Para o jornalista, o tribunal militar tem “caráter claramente corporativista”, “não prima pela isenção ou imparcialidade” e “não inspira confiança à sociedade”. “Ao remeter o processo à alçada militar, o tribunal volta no tempo em oito anos, aumentando ainda mais a injustiça e o descrédito existente em relação ao Judiciário”, lamentou. “Depois de tantos anos de dor, sofrimento e perseguições nessa luta por justiça, se opta pela não-justiça.”

O que diz a defesa do ex-PM

Procurada, Renata Camacho Dias, uma das responsáveis pela defesa de Coelho, disse que o resultado do júri mostra que o ex-cabo “jamais teve a intenção de matar a vítima” e que o namorado dela fugiu durante a blitz. “Por isso, entendemos que os jurados agiram corretamente quando reconheceram que não houve dolo, ou seja, vontade de matar, nos atos praticados pelo policial, à época dos fatos”, declarou a advogada. “Entendemos e nos consternamos com a dor da família e da Luana, mas o nosso trabalho é em busca da justiça e ontem, no nosso entender, a justiça foi feita.”

O que diz o MPSP

A Ponte procurou a assessoria do órgão a respeito da atuação do promotor e questionou se recorreria da decisão.

Por meio de nota, o promotor João Paulo Giovanini Gonçalves disse que sustentou que o homicídio foi culposo por entender que “decorreu de uma forma inadequada (imprudência) no manuseio da arma, no contexto daqueles fatos, trazidos exaustivamente em Plenário [julgamento], tanto por testemunhas, quanto pela prova pericial existente nos autos”.

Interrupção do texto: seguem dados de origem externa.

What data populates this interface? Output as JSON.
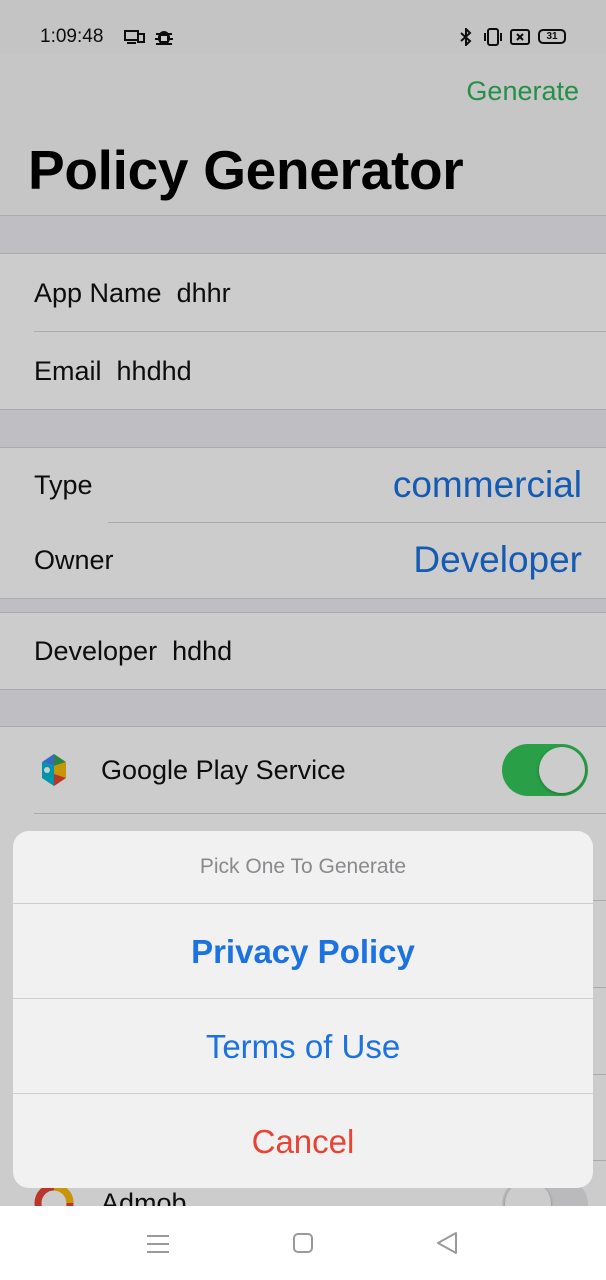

Ele disse que vai recorrer apenas em relação à decisão do juiz que determinou que o caso seja julgado pela Justiça Militar pois entendeu que o júri, ao votar para condenar Coelho, seguiu a tese da acusação. “O júri condenou o acusado como incurso no homicídio culposo. Nesse caso, segundo entendimento da Promotoria de Justiça, a sentença poderia ter sido proferida pelo próprio Juiz presidente, sem a remessa para a Justiça Militar”, escreveu.

Reportagem atualizada às 18h19, de 26/10/2022, para incluir resposta do MPSP.